I believe in being nice to people because it is one of those seeds that gets spread around and keeps growing. Compassion is like a smile. It spreads easily, even if only briefly. I believe those moments grow into larger ones and are an important part of the stitching together of a better world.
I believe in taking care of one another because as corny and trite as it sounds, we really are the world. If we all picked one person to give to, to make sure they had something extra in their lives they might not have if it weren't for us, we would have that better world a lot quicker than the pace it is moving now.
I believe in love because it's the only thing I've seen that can change people. The trick to love is learning how to channel it positively so it doesn't consume you and those around you. It's a fire that can do a lot of good if it is used to burn only for good things, ideas, passions, and dreams.
I believe in the power of music to change the world. As long as we have access to each other's music, we have something to share that doesn't require language to communicate. In fact, not understanding the words is what may eventually save us because it strips the politics, the biases, the blame, the whining, the desperation from it and leaves the pure musical message that enters our hearts and minds as it was meant to do.

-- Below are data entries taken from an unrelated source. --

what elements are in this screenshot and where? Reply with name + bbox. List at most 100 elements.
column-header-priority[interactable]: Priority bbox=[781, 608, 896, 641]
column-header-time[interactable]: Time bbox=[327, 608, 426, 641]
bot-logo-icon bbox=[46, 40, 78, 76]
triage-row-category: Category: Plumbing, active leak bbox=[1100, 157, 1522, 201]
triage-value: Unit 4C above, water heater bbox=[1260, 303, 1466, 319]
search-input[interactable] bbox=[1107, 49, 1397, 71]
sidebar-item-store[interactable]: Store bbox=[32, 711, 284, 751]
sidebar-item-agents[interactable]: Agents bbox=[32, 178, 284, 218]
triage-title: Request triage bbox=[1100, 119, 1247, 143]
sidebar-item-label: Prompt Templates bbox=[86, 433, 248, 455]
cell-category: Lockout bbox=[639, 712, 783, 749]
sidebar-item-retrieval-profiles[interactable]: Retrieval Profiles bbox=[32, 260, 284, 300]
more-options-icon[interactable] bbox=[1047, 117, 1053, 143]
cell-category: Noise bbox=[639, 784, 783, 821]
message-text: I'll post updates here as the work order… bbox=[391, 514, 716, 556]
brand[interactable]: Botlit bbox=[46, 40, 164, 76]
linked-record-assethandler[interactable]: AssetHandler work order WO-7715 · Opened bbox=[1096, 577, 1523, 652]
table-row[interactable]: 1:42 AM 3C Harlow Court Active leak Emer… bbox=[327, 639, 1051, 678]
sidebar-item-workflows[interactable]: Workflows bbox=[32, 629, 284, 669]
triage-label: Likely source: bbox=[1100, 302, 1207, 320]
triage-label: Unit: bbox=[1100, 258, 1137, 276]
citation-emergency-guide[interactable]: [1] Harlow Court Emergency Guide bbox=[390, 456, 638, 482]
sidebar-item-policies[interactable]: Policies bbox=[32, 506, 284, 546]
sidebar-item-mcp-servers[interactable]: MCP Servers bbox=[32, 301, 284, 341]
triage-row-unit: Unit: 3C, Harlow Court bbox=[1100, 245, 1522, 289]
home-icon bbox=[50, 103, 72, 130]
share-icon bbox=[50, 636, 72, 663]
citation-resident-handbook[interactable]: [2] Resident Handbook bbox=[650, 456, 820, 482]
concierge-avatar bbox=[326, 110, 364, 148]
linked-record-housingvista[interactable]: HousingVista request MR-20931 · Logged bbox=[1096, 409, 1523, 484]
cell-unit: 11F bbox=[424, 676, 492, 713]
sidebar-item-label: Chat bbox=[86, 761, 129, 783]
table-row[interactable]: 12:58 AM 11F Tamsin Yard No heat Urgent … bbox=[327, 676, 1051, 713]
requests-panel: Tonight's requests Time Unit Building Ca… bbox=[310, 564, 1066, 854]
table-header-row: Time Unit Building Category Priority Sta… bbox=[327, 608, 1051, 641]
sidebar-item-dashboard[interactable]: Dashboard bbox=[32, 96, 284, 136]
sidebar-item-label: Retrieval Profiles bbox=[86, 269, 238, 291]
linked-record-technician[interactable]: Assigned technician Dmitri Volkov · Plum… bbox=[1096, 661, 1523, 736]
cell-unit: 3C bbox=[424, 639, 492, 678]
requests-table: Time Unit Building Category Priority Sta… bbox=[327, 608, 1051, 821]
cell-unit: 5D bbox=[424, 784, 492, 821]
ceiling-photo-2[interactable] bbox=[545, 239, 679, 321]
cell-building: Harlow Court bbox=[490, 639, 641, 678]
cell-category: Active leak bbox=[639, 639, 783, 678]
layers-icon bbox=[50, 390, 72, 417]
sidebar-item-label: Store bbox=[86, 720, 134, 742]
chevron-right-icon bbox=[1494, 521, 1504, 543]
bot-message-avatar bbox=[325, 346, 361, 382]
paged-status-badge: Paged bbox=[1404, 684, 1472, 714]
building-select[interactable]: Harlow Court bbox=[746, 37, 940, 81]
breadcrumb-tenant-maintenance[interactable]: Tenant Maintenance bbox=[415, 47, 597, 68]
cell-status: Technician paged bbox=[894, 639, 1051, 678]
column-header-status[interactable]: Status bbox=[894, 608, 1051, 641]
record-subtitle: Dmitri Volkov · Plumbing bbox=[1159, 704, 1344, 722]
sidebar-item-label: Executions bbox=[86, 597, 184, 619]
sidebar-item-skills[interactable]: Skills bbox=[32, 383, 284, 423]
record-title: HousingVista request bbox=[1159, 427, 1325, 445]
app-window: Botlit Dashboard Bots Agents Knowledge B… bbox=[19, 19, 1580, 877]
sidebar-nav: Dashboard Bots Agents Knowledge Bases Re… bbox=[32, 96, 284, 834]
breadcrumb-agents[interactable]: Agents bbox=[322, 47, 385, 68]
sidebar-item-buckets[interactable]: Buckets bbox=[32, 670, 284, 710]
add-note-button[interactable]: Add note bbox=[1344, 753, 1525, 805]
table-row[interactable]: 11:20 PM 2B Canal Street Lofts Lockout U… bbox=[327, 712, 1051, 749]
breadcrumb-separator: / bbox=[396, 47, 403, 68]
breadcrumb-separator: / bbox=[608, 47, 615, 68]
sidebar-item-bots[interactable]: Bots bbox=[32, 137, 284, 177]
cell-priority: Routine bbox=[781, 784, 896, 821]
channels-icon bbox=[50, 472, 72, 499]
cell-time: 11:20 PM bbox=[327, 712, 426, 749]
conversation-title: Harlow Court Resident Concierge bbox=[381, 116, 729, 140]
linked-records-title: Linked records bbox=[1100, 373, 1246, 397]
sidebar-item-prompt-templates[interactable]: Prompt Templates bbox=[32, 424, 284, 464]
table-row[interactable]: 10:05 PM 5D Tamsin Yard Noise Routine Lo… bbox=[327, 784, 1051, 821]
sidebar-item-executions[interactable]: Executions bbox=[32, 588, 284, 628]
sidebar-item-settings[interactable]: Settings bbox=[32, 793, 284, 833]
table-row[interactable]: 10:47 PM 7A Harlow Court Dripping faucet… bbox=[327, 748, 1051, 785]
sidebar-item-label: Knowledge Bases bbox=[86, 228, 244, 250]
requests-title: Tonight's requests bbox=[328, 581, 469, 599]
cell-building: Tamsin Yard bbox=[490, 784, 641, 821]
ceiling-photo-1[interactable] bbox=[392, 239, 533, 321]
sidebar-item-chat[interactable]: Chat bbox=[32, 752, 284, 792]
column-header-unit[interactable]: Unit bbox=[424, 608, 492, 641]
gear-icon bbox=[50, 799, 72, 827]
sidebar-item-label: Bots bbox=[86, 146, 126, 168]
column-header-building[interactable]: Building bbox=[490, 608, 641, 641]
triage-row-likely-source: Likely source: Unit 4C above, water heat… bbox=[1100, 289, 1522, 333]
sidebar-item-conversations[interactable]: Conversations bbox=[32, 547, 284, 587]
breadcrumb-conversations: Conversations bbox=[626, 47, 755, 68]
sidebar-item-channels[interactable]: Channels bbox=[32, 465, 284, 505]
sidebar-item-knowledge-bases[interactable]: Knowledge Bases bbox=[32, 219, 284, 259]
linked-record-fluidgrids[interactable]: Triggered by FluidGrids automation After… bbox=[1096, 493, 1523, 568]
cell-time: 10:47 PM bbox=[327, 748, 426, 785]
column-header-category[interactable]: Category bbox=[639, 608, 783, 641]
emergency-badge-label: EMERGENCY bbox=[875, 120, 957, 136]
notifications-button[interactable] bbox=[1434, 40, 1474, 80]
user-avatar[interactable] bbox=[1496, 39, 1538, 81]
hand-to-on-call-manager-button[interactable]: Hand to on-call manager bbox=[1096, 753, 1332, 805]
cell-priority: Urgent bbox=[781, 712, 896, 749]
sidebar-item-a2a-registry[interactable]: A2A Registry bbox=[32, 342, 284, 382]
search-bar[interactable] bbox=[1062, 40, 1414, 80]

I profoundly believe in the awesome healing power of nature. I have yet to meet a person, a drug, a healer, or anything written, described, drawn, painted, defined that even comes close to what happens inside of us when we let the majesty of an ocean sunset, a refreshing pine-scented breeze, a perfectly blue sky, a field of flowers touch our hearts and say hello to pieces of self we didn't even know we had.
So you see, I do believe. I could go on and on because there's a whole lot more I believe, but as you can already see, my lack of belief in what you believe doesn't make me empty. I feel pretty full and satisfied with my existence. And I don't have to give it away to anyone--real or imaginary.